By analyzing existing cross correlation between Post and Telecommunications and Transimex Transportation JSC, you can compare the effects of market volatilities on Post and Transimex Transportation and check how they will diversify away market risk if combined in the same portfolio for a given time horizon. You can also utilize pair trading strategies of matching a long position in Post with a short position of Transimex Transportation. Check out your portfolio center. Please also check ongoing floating volatility patterns of Post and Transimex Transportation.

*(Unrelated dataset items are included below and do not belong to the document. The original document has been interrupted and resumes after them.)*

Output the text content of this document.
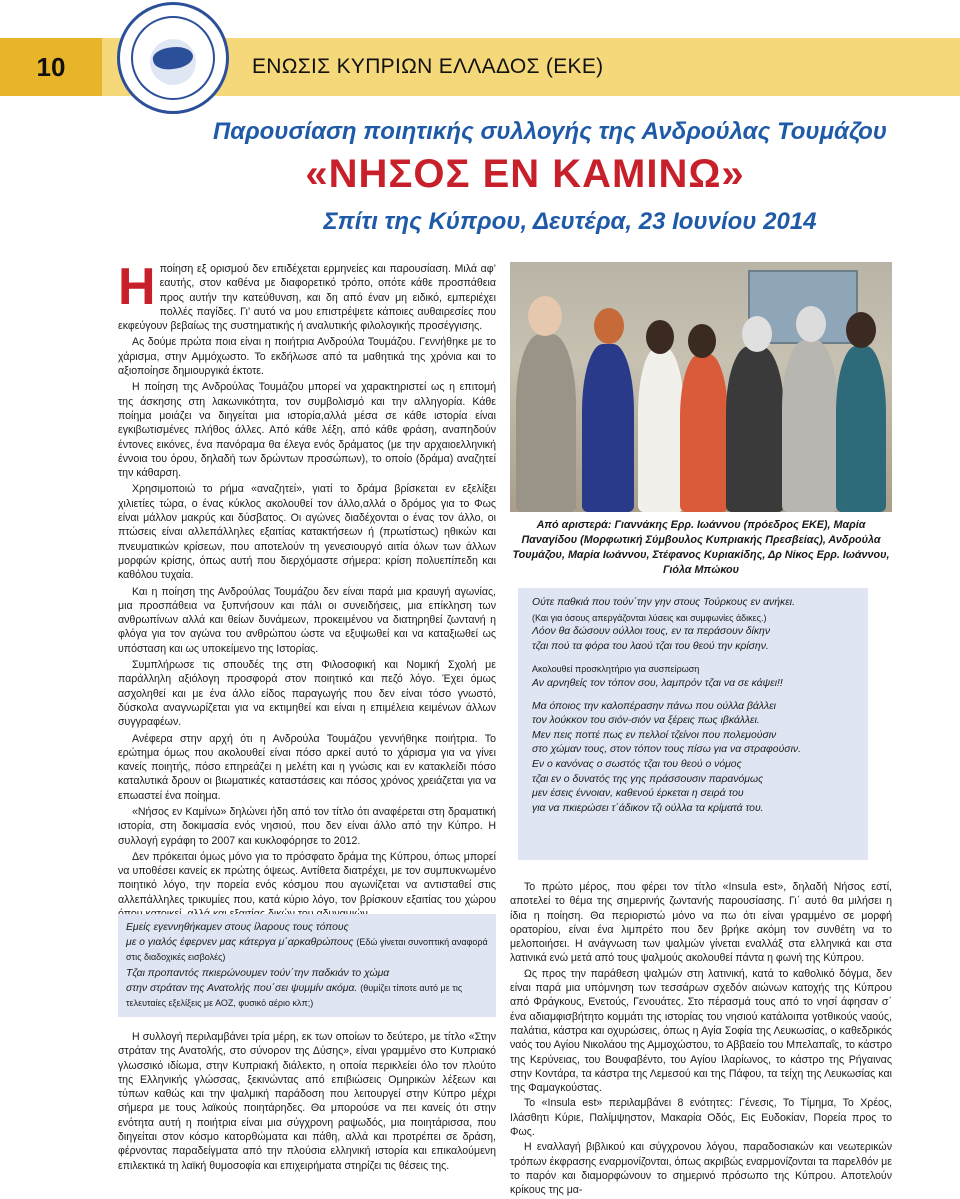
10	ΕΝΩΣΙΣ ΚΥΠΡΙΩΝ ΕΛΛΑΔΟΣ (ΕΚΕ)
Παρουσίαση ποιητικής συλλογής της Ανδρούλας Τουμάζου
«ΝΗΣΟΣ ΕΝ ΚΑΜΙΝΩ»
Σπίτι της Κύπρου, Δευτέρα, 23 Ιουνίου 2014

Ηποίηση εξ ορισμού δεν επιδέχεται ερμηνείες και παρουσίαση. Μιλά αφ’ εαυτής, στον καθένα με διαφορετικό τρόπο, οπότε κάθε προσπάθεια προς αυτήν την κατεύθυνση, και δη από έναν μη ειδικό, εμπεριέχει πολλές παγίδες. Γι’ αυτό να μου επιστρέψετε κάποιες αυθαιρεσίες που εκφεύγουν βεβαίως της συστηματικής ή αναλυτικής φιλολογικής προσέγγισης.

Ας δούμε πρώτα ποια είναι η ποιήτρια Ανδρούλα Τουμάζου. Γεννήθηκε με το χάρισμα, στην Αμμόχωστο. Το εκδήλωσε από τα μαθητικά της χρόνια και το αξιοποίησε δημιουργικά έκτοτε.

Η ποίηση της Ανδρούλας Τουμάζου μπορεί να χαρακτηριστεί ως η επιτομή της άσκησης στη λακωνικότητα, τον συμβολισμό και την αλληγορία. Κάθε ποίημα μοιάζει να διηγείται μια ιστορία,αλλά μέσα σε κάθε ιστορία είναι εγκιβωτισμένες πλήθος άλλες. Από κάθε λέξη, από κάθε φράση, αναπηδούν έντονες εικόνες, ένα πανόραμα θα έλεγα ενός δράματος (με την αρχαιοελληνική έννοια του όρου, δηλαδή των δρώντων προσώπων), το οποίο (δράμα) αναζητεί την κάθαρση.

Χρησιμοποιώ το ρήμα «αναζητεί», γιατί το δράμα βρίσκεται εν εξελίξει χιλιετίες τώρα, ο ένας κύκλος ακολουθεί τον άλλο,αλλά ο δρόμος για το Φως είναι μάλλον μακρύς και δύσβατος. Οι αγώνες διαδέχονται ο ένας τον άλλο, οι πτώσεις είναι αλλεπάλληλες εξαιτίας κατακτήσεων ή (πρωτίστως) ηθικών και πνευματικών κρίσεων, που αποτελούν τη γενεσιουργό αιτία όλων των άλλων μορφών κρίσης, όπως αυτή που διερχόμαστε σήμερα: κρίση πολυεπίπεδη και καθόλου τυχαία.

Και η ποίηση της Ανδρούλας Τουμάζου δεν είναι παρά μια κραυγή αγωνίας, μια προσπάθεια να ξυπνήσουν και πάλι οι συνειδήσεις, μια επίκληση των ανθρωπίνων αλλά και θείων δυνάμεων, προκειμένου να διατηρηθεί ζωντανή η φλόγα για τον αγώνα του ανθρώπου ώστε να εξυψωθεί και να καταξιωθεί ως υπόσταση και ως υποκείμενο της Ιστορίας.

Συμπλήρωσε τις σπουδές της στη Φιλοσοφική και Νομική Σχολή με παράλληλη αξιόλογη προσφορά στον ποιητικό και πεζό λόγο. Έχει όμως ασχοληθεί και με ένα άλλο είδος παραγωγής που δεν είναι τόσο γνωστό, δύσκολα αναγνωρίζεται για να εκτιμηθεί και είναι η επιμέλεια κειμένων άλλων συγγραφέων.

Ανέφερα στην αρχή ότι η Ανδρούλα Τουμάζου γεννήθηκε ποιήτρια. Το ερώτημα όμως που ακολουθεί είναι πόσο αρκεί αυτό το χάρισμα για να γίνει κανείς ποιητής, πόσο επηρεάζει η μελέτη και η γνώσις και εν κατακλείδι πόσο καταλυτικά δρουν οι βιωματικές καταστάσεις και πόσος χρόνος χρειάζεται για να επωαστεί ένα ποίημα.

«Νήσος εν Καμίνω» δηλώνει ήδη από τον τίτλο ότι αναφέρεται στη δραματική ιστορία, στη δοκιμασία ενός νησιού, που δεν είναι άλλο από την Κύπρο. Η συλλογή εγράφη το 2007 και κυκλοφόρησε το 2012.

Δεν πρόκειται όμως μόνο για το πρόσφατο δράμα της Κύπρου, όπως μπορεί να υποθέσει κανείς εκ πρώτης όψεως. Αντίθετα διατρέχει, με τον συμπυκνωμένο ποιητικό λόγο, την πορεία ενός κόσμου που αγωνίζεται να αντισταθεί στις αλλεπάλληλες τρικυμίες που, κατά κύριο λόγο, τον βρίσκουν εξαιτίας του χώρου

Εμείς εγεννηθήκαμεν στους ίλαρους τους τόπους
με ο γιαλός έφερνεν μας κάτεργα μ΄αρκαθρώπους (Εδώ γίνεται συνοπτική αναφορά στις διαδοχικές εισβολές)
Τζαι προπαντός πκιερώνουμεν τούν΄την παδκιάν το χώμα
στην στράταν της Ανατολής που΄σει ψυμμίν ακόμα. (θυμίζει τίποτε αυτό με τις τελευταίες εξελίξεις με ΑΟΖ, φυσικό αέριο κλπ;)

Η συλλογή περιλαμβάνει τρία μέρη, εκ των οποίων το δεύτερο, με τίτλο «Στην στράταν της Ανατολής, στο σύνορον της Δύσης», είναι γραμμένο στο Κυπριακό γλωσσικό ιδίωμα, στην Κυπριακή διάλεκτο, η οποία περικλείει όλο τον πλούτο της Ελληνικής γλώσσας, ξεκινώντας από επιβιώσεις Ομηρικών λέξεων και τύπων καθώς και την ψαλμική παράδοση που λειτουργεί στην Κύπρο μέχρι σήμερα με τους λαϊκούς ποιητάρηδες. Θα μπορούσε να πει κανείς ότι στην ενότητα αυτή η ποιήτρια είναι μια σύγχρονη ραψωδός, μια ποιητάρισσα, που διηγείται στον κόσμο κατορθώματα και πάθη, αλλά και προτρέπει σε δράση, φέρνοντας παραδείγματα από την πλούσια ελληνική ιστορία και επικαλούμενη επιλεκτικά τη λαϊκή θυμοσοφία και επιχειρήματα στηρίζει τις θέσεις της.

Από αριστερά: Γιαννάκης Ερρ. Ιωάννου (πρόεδρος ΕΚΕ), Μαρία Παναγίδου (Μορφωτική Σύμβουλος Κυπριακής Πρεσβείας), Ανδρούλα Τουμάζου, Μαρία Ιωάννου, Στέφανος Κυριακίδης, Δρ Νίκος Ερρ. Ιωάννου, Γιόλα Μπώκου
Ούτε παθκιά που τούν΄την γην στους Τούρκους εν ανήκει.
(Και για όσους απεργάζονται λύσεις και συμφωνίες άδικες.)
Λόον θα δώσουν ούλλοι τους, εν τα περάσουν δίκην
τζαι πού τα φόρα του λαού τζαι του θεού την κρίσην.
Ακολουθεί προσκλητήριο για συσπείρωση
Αν αρνηθείς τον τόπον σου, λαμπρόν τζαι να σε κάψει!!
Μα όποιος την καλοπέρασην πάνω που ούλλα βάλλει
τον λούκκον του σιόν-σιόν να ξέρεις πως ιβκάλλει.
Μεν πεις ποττέ πως εν πελλοί τζείνοι που πολεμούσιν
στο χώμαν τους, στον τόπον τους πίσω για να στραφούσιν.
Εν ο κανόνας ο σωστός τζαι του θεού ο νόμος
τζαι εν ο δυνατός της γης πράσσουσιν παρανόμως
μεν έσεις έννοιαν, καθενού έρκεται η σειρά του
για να πκιερώσει τ΄άδικον τζι ούλλα τα κρίματά του.

Το πρώτο μέρος, που φέρει τον τίτλο «Insula est», δηλαδή Νήσος εστί, αποτελεί το θέμα της σημερινής ζωντανής παρουσίασης. Γι΄ αυτό θα μιλήσει η ίδια η ποίηση. Θα περιοριστώ μόνο να πω ότι είναι γραμμένο σε μορφή ορατορίου, είναι ένα λιμπρέτο που δεν βρήκε ακόμη τον συνθέτη να το μελοποιήσει. Η ανάγνωση των ψαλμών γίνεται εναλλάξ στα ελληνικά και στα λατινικά ενώ μετά από τους ψαλμούς ακολουθεί πάντα η φωνή της Κύπρου.

Ως προς την παράθεση ψαλμών στη λατινική, κατά το καθολικό δόγμα, δεν είναι παρά μια υπόμνηση των τεσσάρων σχεδόν αιώνων κατοχής της Κύπρου από Φράγκους, Ενετούς, Γενουάτες. Στο πέρασμά τους από το νησί άφησαν σ΄ ένα αδιαμφισβήτητο κομμάτι της ιστορίας του νησιού κατάλοιπα γοτθικούς ναούς, παλάτια, κάστρα και οχυρώσεις, όπως η Αγία Σοφία της Λευκωσίας, ο καθεδρικός ναός του Αγίου Νικολάου της Αμμοχώστου, το Αββαείο του Μπελαπαΐς, το κάστρο της Κερύνειας, του Βουφαβέντο, του Αγίου Ιλαρίωνος, το κάστρο της Ρήγαινας στην Κοντάρα, τα κάστρα της Λεμεσού και της Πάφου, τα τείχη της Λευκωσίας και της Φαμαγκούστας.

Το «Insula est» περιλαμβάνει 8 ενότητες: Γένεσις, Το Τίμημα, Το Χρέος, Ιλάσθητι Κύριε, Παλίμψηστον, Μακαρία Οδός, Εις Ευδοκίαν, Πορεία προς το Φως.

Η εναλλαγή βιβλικού και σύγχρονου λόγου, παραδοσιακών και νεωτερικών τρόπων έκφρασης εναρμονίζονται, όπως ακριβώς εναρμονίζονται τα παρελθόν με το παρόν και διαμορφώνουν το σημερινό πρόσωπο της Κύπρου. Αποτελούν κρίκους της μα-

Diversification Opportunities for Post and Transimex Transportation
0.62 | Correlation Coefficient |
Poor diversification
The 3 months correlation between Post and Transimex is 0.62. Overlapping area represents the amount of risk that can be diversified away by holding Post and Telecommunications and Transimex Transportation JSC in the same portfolio, assuming nothing else is changed. The correlation between historical prices or returns on Transimex Transportation and Post is a relative statistical measure of the degree to which these equity instruments tend to move together. The correlation coefficient measures the extent to which returns on Post and Telecommunications are associated (or correlated) with Transimex Transportation. Values of the correlation coefficient range from -1 to +1, where. The correlation of zero (0) is possible when the price movement of Transimex Transportation has no effect on the direction of Post i.e., Post and Transimex Transportation go up and down completely randomly.

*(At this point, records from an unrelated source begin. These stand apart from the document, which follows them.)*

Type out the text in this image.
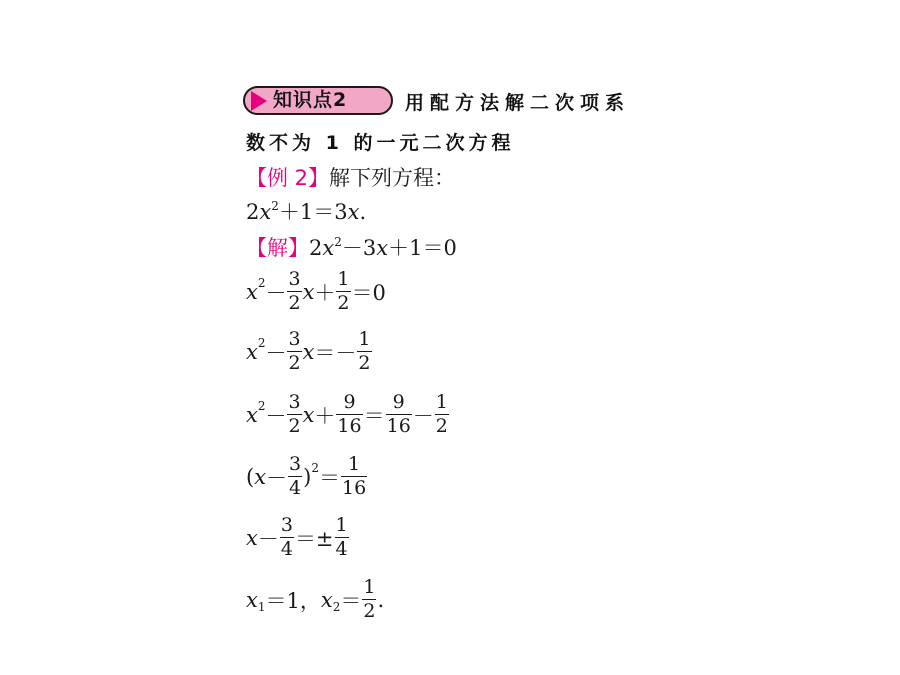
知识点2	用配方法解二次项系
数不为 1 的一元二次方程
【例 2】 解下列方程：
$2x^2+1=3x$.
【解】 $2x^2-3x+1=0$
x $2 - \frac{3}{2}$ $x + \frac{1}{2} =0$
x $2 - \frac{3}{2}$ $x =- \frac{1}{2}$
x $2 - \frac{3}{2}$ $x + \frac{9}{16} = \frac{9}{16} - \frac{1}{2}$
( $x - \frac{3}{4}$ ) $2 = \frac{1}{16}$
$x - \frac{3}{4} =\pm \frac{1}{4}$
x 1 ＝1， x $2 = \frac{1}{2}$ .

Pair Corralation between Post and Transimex Transportation
Assuming the 90 days trading horizon Post and Telecommunications is expected to under-perform the Transimex Transportation. In addition to that, Post is 1.28 times more volatile than Transimex Transportation JSC. It trades about -0.05 of its total potential returns per unit of risk. Transimex Transportation JSC is currently generating about -0.01 per unit of volatility. If you would invest 1,760,000 in Transimex Transportation JSC on September 21, 2024 and sell it today you would lose (20,000) from holding Transimex Transportation JSC or give up 1.14% of portfolio value over 90 days.

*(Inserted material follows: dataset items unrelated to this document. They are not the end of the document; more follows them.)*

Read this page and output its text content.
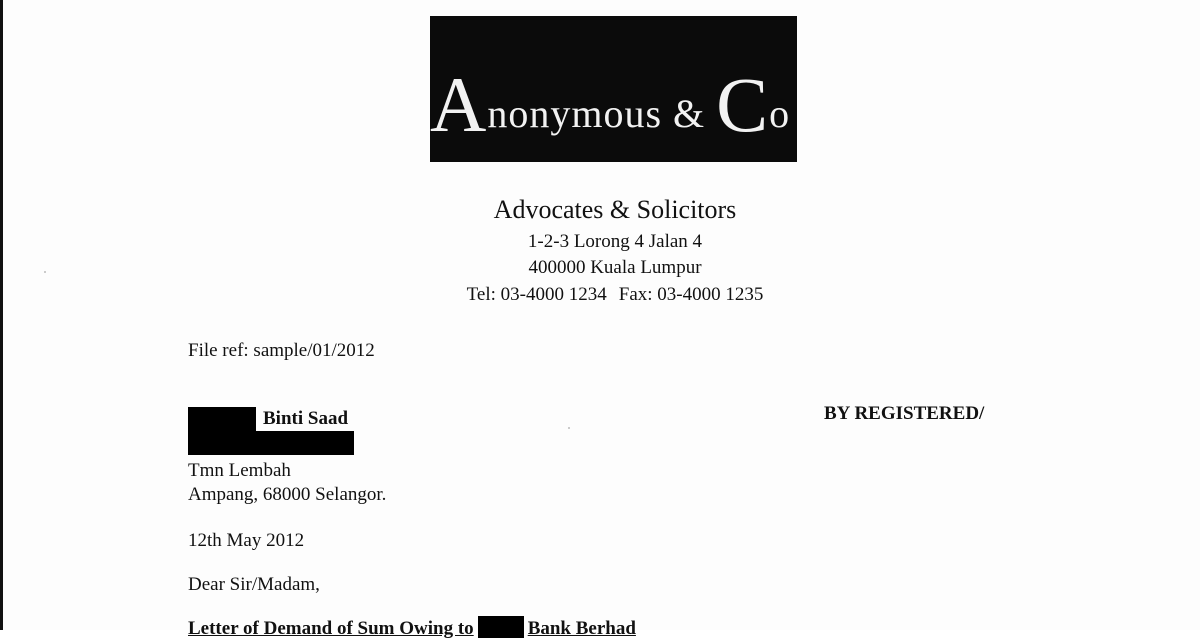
Anonymous & Co
Advocates & Solicitors
1-2-3 Lorong 4 Jalan 4
400000 Kuala Lumpur
Tel: 03-4000 1234 Fax: 03-4000 1235
File ref: sample/01/2012
Binti Saad	BY REGISTERED/
Tmn Lembah
Ampang, 68000 Selangor.
12th May 2012
Dear Sir/Madam,
Letter of Demand of Sum Owing to	Bank Berhad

Time Period | 3 Months [change] |
Direction | Moves Together |
Strength | Significant |
Accuracy | 62.5% |
Values | Daily Returns |
Post and Telecommunications vs. Transimex Transportation JSC
Performance |
Timeline |
Post and Telecommuni |
Transimex Transportation |
Post and Transimex Transportation Volatility Contrast
Predicted Return Density |
Returns |
Pair Trading with Post and Transimex Transportation
The main advantage of trading using opposite Post and Transimex Transportation positions is that it hedges away some unsystematic risk. Because of two separate transactions, even if Post position performs unexpectedly, Transimex Transportation can make up some of the losses. Pair trading also minimizes risk from directional movements in the market. For example, if an entire industry or sector drops because of unexpected headlines, the short position in Transimex Transportation will offset losses from the drop in Transimex Transportation's long position.Post vs. Saigon Beer Alcohol | Post vs. Southern Rubber Industry | Post vs. Thong Nhat Rubber | Post vs. Century Synthetic Fiber |
Transimex Transportation vs. BaoMinh Insurance Corp | Transimex Transportation vs. POST TELECOMMU | Transimex Transportation vs. Sao Ta Foods | Transimex Transportation vs. VTC Telecommunications JSC |
Check out your portfolio center.Note that this page's information should be used as a complementary analysis to find the right mix of equity instruments to add to your existing portfolios or create a brand new portfolio. You can also try the Positions Ratings module to determine portfolio positions ratings based on digital equity recommendations. Macroaxis instant position ratings are based on combination of fundamental analysis and risk-adjusted market performance.